Held by McColl JA (Sackville AJA and Adamson J agreeing), granting leave to appeal and allowing the appeal:
(1) The Court's discretion to make a costs order against a non-party pursuant to s 98(1)(b) of the Civil Procedure Act 2005 (NSW) is an exceptional jurisdiction which may be exercised where, in the circumstances of the case, the interests of justice require that such an order be made (at [137], [139]).
Knight v FP Special Assets Ltd [1992] HCA 28; (1992) 174 CLR 178; Selig v Wealthsure Pty Ltd [2015] HCA 18; (2015) 89 ALJR 572 applied.
Dymocks Franchise Systems (NSW) Pty Ltd v Todd (No 2) [2004] UKPC 39; [2005] 1 NZLR 145; Gore v Justice Corp Pty Ltd [2002] FCA 354; (2002) 119 FCR 429 referred to.
(2) It will be more exceptional for an order for the payment of costs to be made against a non-party where the applicant has a cause of action against the non-party and could have joined that person as a party to the original proceedings (at [145]).

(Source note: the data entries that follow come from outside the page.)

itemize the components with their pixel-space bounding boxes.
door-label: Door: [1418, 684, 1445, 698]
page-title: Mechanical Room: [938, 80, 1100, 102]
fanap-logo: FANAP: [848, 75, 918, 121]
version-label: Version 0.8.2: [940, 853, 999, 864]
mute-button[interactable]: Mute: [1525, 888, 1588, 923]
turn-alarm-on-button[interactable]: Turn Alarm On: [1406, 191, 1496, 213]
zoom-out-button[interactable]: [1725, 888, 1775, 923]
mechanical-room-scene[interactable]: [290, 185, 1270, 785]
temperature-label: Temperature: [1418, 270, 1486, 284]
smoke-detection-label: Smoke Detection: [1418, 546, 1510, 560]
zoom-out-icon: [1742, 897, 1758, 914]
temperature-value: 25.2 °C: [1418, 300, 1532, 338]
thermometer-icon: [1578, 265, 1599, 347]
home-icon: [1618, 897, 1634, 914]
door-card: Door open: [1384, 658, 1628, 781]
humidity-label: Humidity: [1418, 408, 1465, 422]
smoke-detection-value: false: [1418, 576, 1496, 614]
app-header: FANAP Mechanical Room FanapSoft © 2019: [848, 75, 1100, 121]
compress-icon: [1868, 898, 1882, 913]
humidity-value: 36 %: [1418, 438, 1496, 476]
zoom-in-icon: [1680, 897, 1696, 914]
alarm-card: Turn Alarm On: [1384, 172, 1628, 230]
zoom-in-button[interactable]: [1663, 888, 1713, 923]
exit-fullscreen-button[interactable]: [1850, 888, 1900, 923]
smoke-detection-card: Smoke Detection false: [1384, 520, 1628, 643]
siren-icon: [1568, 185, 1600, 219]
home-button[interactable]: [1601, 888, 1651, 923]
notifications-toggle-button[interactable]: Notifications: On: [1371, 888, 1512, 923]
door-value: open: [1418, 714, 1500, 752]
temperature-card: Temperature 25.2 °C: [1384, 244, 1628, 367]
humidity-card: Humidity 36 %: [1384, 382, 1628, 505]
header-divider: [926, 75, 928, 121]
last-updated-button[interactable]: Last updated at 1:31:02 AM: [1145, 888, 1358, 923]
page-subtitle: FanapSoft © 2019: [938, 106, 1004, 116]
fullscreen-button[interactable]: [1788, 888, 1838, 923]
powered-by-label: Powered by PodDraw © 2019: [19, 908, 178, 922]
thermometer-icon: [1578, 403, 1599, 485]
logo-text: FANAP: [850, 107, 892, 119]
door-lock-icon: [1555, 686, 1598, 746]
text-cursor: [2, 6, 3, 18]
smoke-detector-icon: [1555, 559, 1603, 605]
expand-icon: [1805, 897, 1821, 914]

Symphony Group Plc v Hodgson [1994] QB 179 applied.
(3) The primary judge erred in the exercise of his discretion in confining his consideration of the exercise of his s 98(1)(b) power to the commencement of the proceedings against Ms Liu and failing to consider the circumstances which led to Mr Yu not having been joined at any stage in the proceedings and, further, in failing to place any weight on his finding at trial that Mr Yu was the obvious alternative defendant who could have been sued but was not (at [158] - [159], [166]).
Symphony Group Plc v Hodgson [1994] QB 179 applied.
(4) "Exceptional" in the context of the exercise of the non-party costs jurisdiction means no more than outside the ordinary run of cases where parties pursue or defend claims for their own benefit and at their own expense (at [139]).
Dymocks Franchise Systems (NSW) Pty Ltd v Todd (No 2) [2004] UKPC 39; [2005] 1 NZLR 145; Gore v Justice Corp Pty Ltd [2002] FCA 354; (2002) 119 FCR 429 applied.
(5) The fact that a costs application is a summary procedure and not subject to the rules which would apply in an action heightens the necessity to ensure that any departures from fundamental principle do not wreak an injustice (at [168]).
Symphony Group Plc v Hodgson [1994] QB 179 applied.
Ridehalgh v Horsefield [1994] Ch 205; Harley v McDonald [2001] UKPC 18; [2001] 2 AC 678; Medcalf v Mardell [2002] UKHL 27; [2003] 1 AC 120 referred to.
(6) In re-exercising the costs discretion, when the circumstances of the case were examined, there was nothing which took it out of the ordinary run of cases where there is the possibility of more than one person being responsible for a tort (at [184]).
(7) The circumstances of the case were not such as to warrant, in the interests of justice, the exercise of the exceptional power to make a non-party costs order against Mr Yu (at [185]).